The Pandemic Winners Wash Their Hands
ON SEPTEMBER 18, Joe Biden told 60 Minutes that "the pandemic is over." I'm tired by now of juxtaposing Covid's death toll against the messaging from the authorities, but for the record the number was about 500. Five hundred dead that day, and the day before, and the day after, too.
The facts keep grinding against the rhetoric. Neither one shows the slightest inclination to yield to the other. Two days after Biden's remarks, the New York Times reported about what it described as a chronic crisis facing the Centers for Disease Control: "Decades of underinvestment in public health information systems has crippled efforts to understand the pandemic, stranding crucial data in incompatible data systems so outmoded that information often must be repeatedly typed in by hand."
The Times story, read at face value, made a persuasive case that the country's ability to respond to pandemics is gravely constrained by "antiquated data systems," in which vital information struggles to flow through "a digital pipeline riddled with huge holes and obstacles." It sounded, on those terms, like an earnest call to action, to get a vital, lifesaving piece of government infrastructure up and running.
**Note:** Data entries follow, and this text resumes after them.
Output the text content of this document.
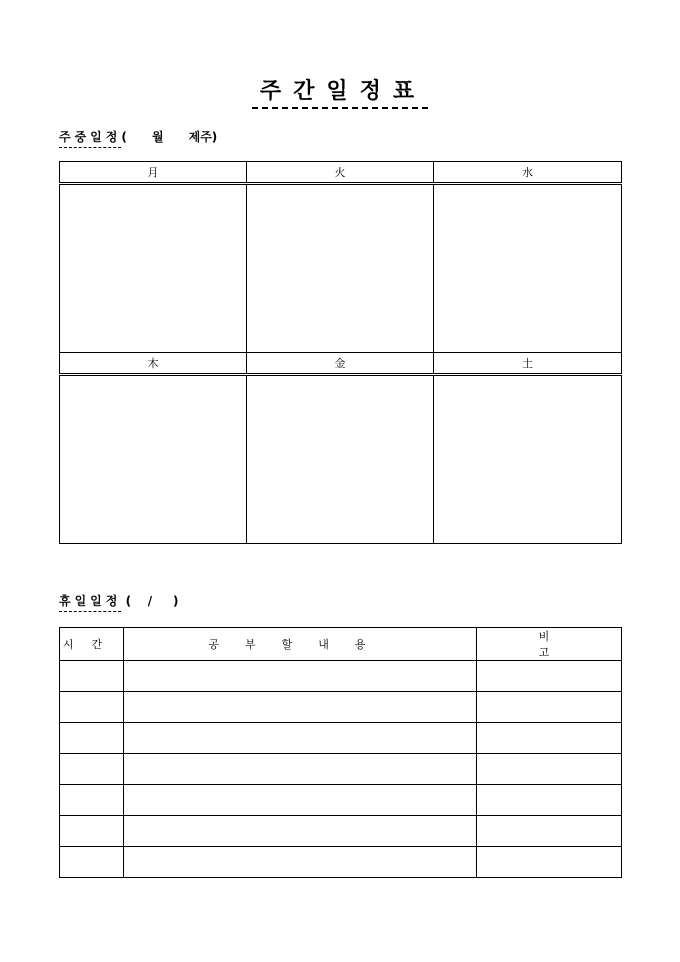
주간일정표
주중일정( 월 제주)
月	火	水

木	金	土

휴일일정 ( / )
시간	공부할내용	비고
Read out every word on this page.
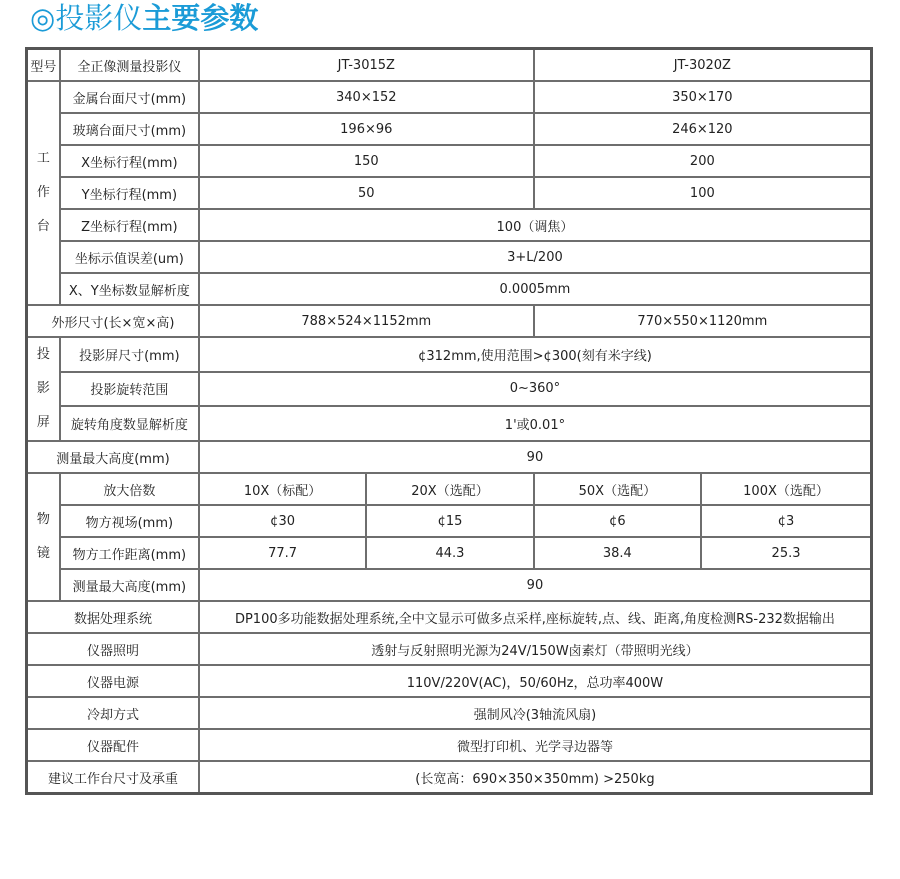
◎投影仪主要参数
型号	全正像测量投影仪	JT-3015Z		JT-3020Z	

工
作
台	金属台面尺寸(mm)	340×152		350×170	
	玻璃台面尺寸(mm)	196×96		246×120	
	X坐标行程(mm)	150		200	
	Y坐标行程(mm)	50		100	
	Z坐标行程(mm)	100（调焦）			
	坐标示值误差(um)	3+L/200			
	X、Y坐标数显解析度	0.0005mm			
外形尺寸(长×宽×高)		788×524×1152mm		770×550×1120mm	

投
影
屏	投影屏尺寸(mm)	¢312mm,使用范围>¢300(刻有米字线)			
	投影旋转范围	0~360°			
	旋转角度数显解析度	1'或0.01°			
测量最大高度(mm)		90			

物
镜	放大倍数	10X（标配）	20X（选配）	50X（选配）	100X（选配）
	物方视场(mm)	¢30	¢15	¢6	¢3
	物方工作距离(mm)	77.7	44.3	38.4	25.3
	测量最大高度(mm)	90			
数据处理系统		DP100多功能数据处理系统,全中文显示可做多点采样,座标旋转,点、线、距离,角度检测RS-232数据输出			
仪器照明		透射与反射照明光源为24V/150W卤素灯（带照明光线）			
仪器电源		110V/220V(AC)，50/60Hz，总功率400W			
冷却方式		强制风冷(3轴流风扇)			
仪器配件		微型打印机、光学寻边器等			
建议工作台尺寸及承重		(长宽高：690×350×350mm) >250kg			
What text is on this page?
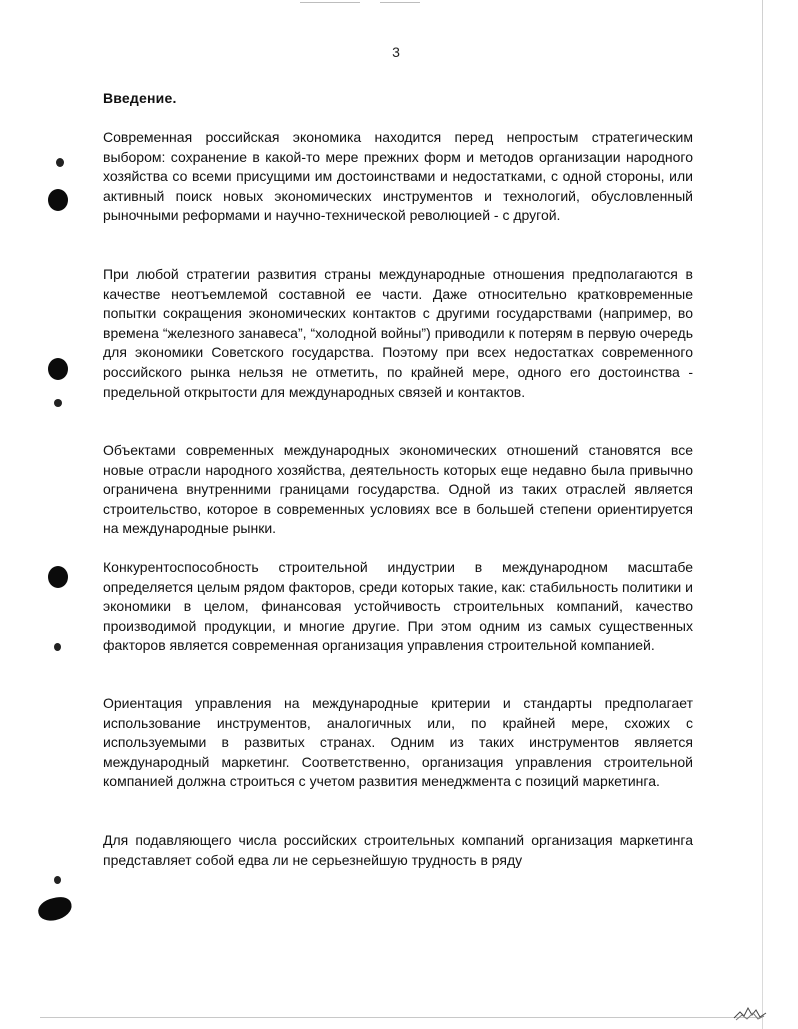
3
Введение.
Современная российская экономика находится перед непростым стратегическим выбором: сохранение в какой-то мере прежних форм и методов организации народного хозяйства со всеми присущими им достоинствами и недостатками, с одной стороны, или активный поиск новых экономических инструментов и технологий, обусловленный рыночными реформами и научно-технической революцией - с другой.
При любой стратегии развития страны международные отношения предполагаются в качестве неотъемлемой составной ее части. Даже относительно кратковременные попытки сокращения экономических контактов с другими государствами (например, во времена “железного занавеса”, “холодной войны”) приводили к потерям в первую очередь для экономики Советского государства. Поэтому при всех недостатках современного российского рынка нельзя не отметить, по крайней мере, одного его достоинства - предельной открытости для международных связей и контактов.
Объектами современных международных экономических отношений становятся все новые отрасли народного хозяйства, деятельность которых еще недавно была привычно ограничена внутренними границами государства. Одной из таких отраслей является строительство, которое в современных условиях все в большей степени ориентируется на международные рынки.
Конкурентоспособность строительной индустрии в международном масштабе определяется целым рядом факторов, среди которых такие, как: стабильность политики и экономики в целом, финансовая устойчивость строительных компаний, качество производимой продукции, и многие другие. При этом одним из самых существенных факторов является современная организация управления строительной компанией.
Ориентация управления на международные критерии и стандарты предполагает использование инструментов, аналогичных или, по крайней мере, схожих с используемыми в развитых странах. Одним из таких инструментов является международный маркетинг. Соответственно, организация управления строительной компанией должна строиться с учетом развития менеджмента с позиций маркетинга.
Для подавляющего числа российских строительных компаний организация маркетинга представляет собой едва ли не серьезнейшую трудность в ряду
Read in the light—or the shadow—of Biden's remarks, though, the pleas for shoring up the pandemic information system came across as gross misdirection, if not a cruel joke:
“We can’t be in a position where we have to do this for every disease and every outbreak,” Dr. Rochelle P. Walensky, the C.D.C. director, said in an interview. “If we have to reinvent the wheel every time we have an outbreak, we will always be months behind.”
This was the CDC director who cut the recommended Covid isolation period from ten days to five, and who stopped recommending that people make sure they test negative before going back to work. Assume you're not still infected with Covid, and you can act as if you're not still infected with Covid.
It does seem true that our patchwork of state and local medical information is keeping our national public health system from being able to properly assess the pandemic. But it seems just as true that our national pandemic strategy has relied on nobody being able to properly assess the pandemic. To see Biden administration officials complaining that their data sources can't keep up with the vastness of the pandemic is like seeing Facebook officials complain that their content-moderation policies couldn't keep up with the Myanmar genocide, because they had expanded their service to blanket the country before employing anyone who could read the languages there.
As always, the failed pandemic response becomes the reason for the failed pandemic response. How could officials justify keeping schools closed, if bars and restaurants were open? How could you maintain mask requirements on the subway, if private facilities were dropping their mask requirements? How can you require vaccination to enter some places, if other places don't require it anymore?
Somewhere far upstream from the current unsolvable data crisis, months and months of policy decisions ago, was the choice not to invest in universal, comprehensive free testing. The government could have made itself the default distributor and recorder of tests, rather than tossing a few supplemental test kits in the mail and otherwise leaving the public to buy their own kits or find testing centers, in an ad hoc system built on individual action. Tracking the progress of the pandemic could have been a foundational priority of the Biden administration's pandemic response.
Instead, the administration focused on vaccination, to the exclusion of every other management tool. With enough vaccinations, the plan was, the virus would be defeated, and no one would have to worry about testing or tracing or masks or all the other annoying restrictions. People could just get back to normal, and the economy could get back to normal, and the poll numbers could also and especially get back to normal. Maybe those things could even get back to normal first, ahead of the vaccinations.
More information would only get in the way. The success of the back-to-normal movement relied, again and again, on the message that preventive measures were endless and irrational—that people who wanted to keep mask mandates and vaccine requirements and closures wanted those things to go on forever, with no possible relief. But what mask advocates wanted, and what the majority of the public supported when polled about it, was to maintain an ongoing program of targeted interventions: wearing masks when and where the risk of transmission was high, restricting activities while the crisis was acute.
The government response, though, denied people that targeting information. When the information was there and it looked unfavorable, Walensky simply changed the classification standards for the risk map. If there was no good way to track the reasons for people to use masks, then masking would become the unreasonable choice.
So now we're back to normal. A kid can go to camp like normal, and end up catching Covid. My mom can go on a birdwatching trip abroad, like normal, and end up sick with Covid in a country with no Paxlovid. I can go to an indoor party, talk animatedly face to face with old friends I haven't seen in months or years, and find out that one of the guests was spreading Covid. Life is just like it was before, give or take the part where everyone is constantly on the edge of a knife. Give or take 500 people a day.
What's the point of worrying about our ability to track the next pandemic, then? The purpose of tracking a disease would be to do something about it. What we've learned from Covid, our triumphant national lesson, is that we won't.